For some extra pizzazz, we can color the points by the region of the college.

Let’s remove any college in “US Outlying Areas” since they won’t show up on the map. Finally, we’ll save our map to an object called us_colleges.

mainland <- colleges %>%
  filter(region != "US Outlying Areas")
  
us_colleges <- world %>% 
  filter(NAME == "United States") %>%
  ggplot() + geom_sf(fill = "#F5F3F5") + 
    geom_point(data = mainland, 
               aes(x = lon, y = lat, color = region), alpha = 0.5) + 
    coord_sf(xlim = c(-125, -68),
             ylim = c(23, 50))
us_colleges

Question 4: Practice Scales

Exercise

Look at your us_colleges map again. Notice that we have allowed ggplot() to automatically choose the colors for color = region for us. Let’s fix that!

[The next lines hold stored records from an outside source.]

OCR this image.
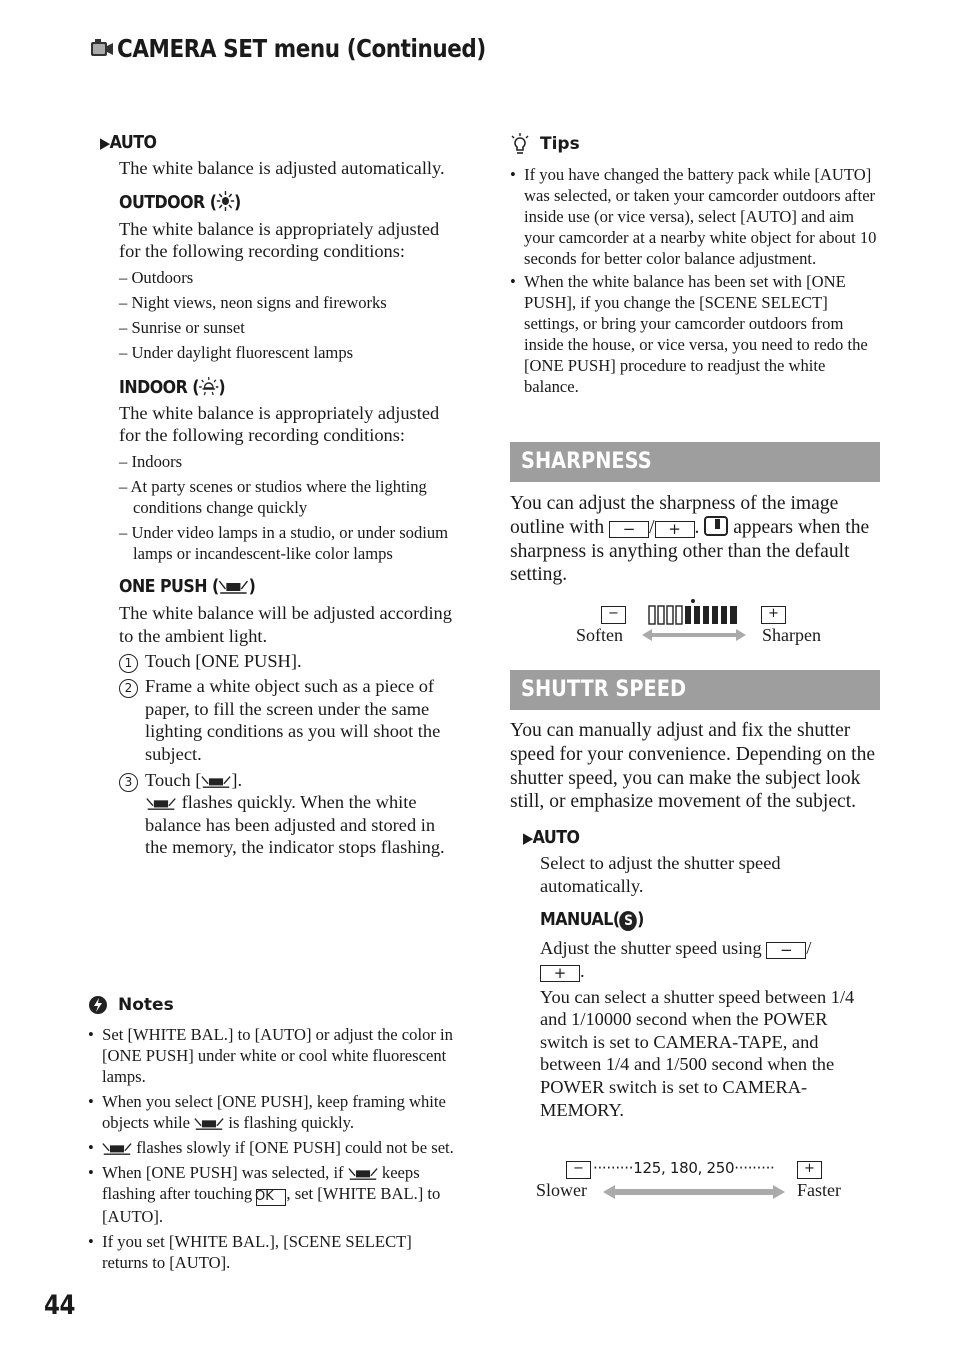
CAMERA SET menu (Continued)
▶AUTO

The white balance is adjusted automatically.

OUTDOOR ( )

The white balance is appropriately adjusted for the following recording conditions:

– Outdoors
– Night views, neon signs and fireworks
– Sunrise or sunset
– Under daylight fluorescent lamps
INDOOR ( )

The white balance is appropriately adjusted for the following recording conditions:

– Indoors
– At party scenes or studios where the lighting conditions change quickly
– Under video lamps in a studio, or under sodium lamps or incandescent-like color lamps
ONE PUSH ( )

The white balance will be adjusted according to the ambient light.

1 Touch [ONE PUSH].
2 Frame a white object such as a piece of paper, to fill the screen under the same lighting conditions as you will shoot the subject.
3 Touch [ ].
flashes quickly. When the white balance has been adjusted and stored in the memory, the indicator stops flashing.
Notes
•  Set [WHITE BAL.] to [AUTO] or adjust the color in [ONE PUSH] under white or cool white fluorescent lamps.
•  When you select [ONE PUSH], keep framing white objects while is flashing quickly.
•   flashes slowly if [ONE PUSH] could not be set.
•  When [ONE PUSH] was selected, if keeps flashing after touching OK , set [WHITE BAL.] to [AUTO].
•  If you set [WHITE BAL.], [SCENE SELECT] returns to [AUTO].
Tips
•  If you have changed the battery pack while [AUTO] was selected, or taken your camcorder outdoors after inside use (or vice versa), select [AUTO] and aim your camcorder at a nearby white object for about 10 seconds for better color balance adjustment.
•  When the white balance has been set with [ONE PUSH], if you change the [SCENE SELECT] settings, or bring your camcorder outdoors from inside the house, or vice versa, you need to redo the [ONE PUSH] procedure to readjust the white balance.
SHARPNESS

You can adjust the sharpness of the image outline with − / + .  appears when the sharpness is anything other than the default setting.

−	+
Soften	Sharpen
SHUTTR SPEED

You can manually adjust and fix the shutter speed for your convenience. Depending on the shutter speed, you can make the subject look still, or emphasize movement of the subject.

▶AUTO

Select to adjust the shutter speed automatically.

MANUAL( S )

Adjust the shutter speed using − /
+ .

You can select a shutter speed between 1/4 and 1/10000 second when the POWER switch is set to CAMERA-TAPE, and between 1/4 and 1/500 second when the POWER switch is set to CAMERA-MEMORY.

− ·········125, 180, 250·········	+
Slower	Faster
44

We asked color to choose colors for a fixed number of regions (6), so the function to manually overwrite this scale is scale_color_manual(). You can choose your own colors by making a vector of colors and using it in the values argument of scale_color_manual(). You can also use the name argument to change the lowercase region. Add a title too!

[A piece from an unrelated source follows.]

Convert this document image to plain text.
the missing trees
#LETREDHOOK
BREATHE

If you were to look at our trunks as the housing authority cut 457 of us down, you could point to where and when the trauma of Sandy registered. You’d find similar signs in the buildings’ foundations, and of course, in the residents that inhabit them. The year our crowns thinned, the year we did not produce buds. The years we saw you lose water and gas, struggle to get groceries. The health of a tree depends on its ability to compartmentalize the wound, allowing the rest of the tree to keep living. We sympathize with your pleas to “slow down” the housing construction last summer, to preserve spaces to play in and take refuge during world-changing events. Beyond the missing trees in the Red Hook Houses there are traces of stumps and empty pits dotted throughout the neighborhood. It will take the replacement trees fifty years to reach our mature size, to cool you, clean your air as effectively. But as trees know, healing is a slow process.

Use https://coolors.co/ to find six colors that you like, put them in a vector (don’t forget #), and change the colors of the regions to whatever you like.

library(ggthemes)

us_colleges + 
  scale_color_manual(name = "Region",
                     values = c("#A22C29",
                               "#92B4A7",
                               "#D1AC00",
                               "#F6BE9A",
                               "#CC8B86",
                               "#7D451B")) + 
  theme_void() + 
  labs(title = "Colleges in the United States by Region") + 
  theme(plot.title = element_text(hjust = 0.5))

Question 5: Practice Exploring a Research Question

Exercise

Remember the Final Project requires you to ask a research question, develop a theory, and statistically investigate it in some way. Using the columns above, generate a research question with your group. Review the instructions at the link above if you need a reminder what a research question is.

Then, develop a short (1-2 sentences is probably enough) theory - a potential explanation for your question.

Finally, create a simple plot that directly investigates this question. Interpret your results in a sentence or two.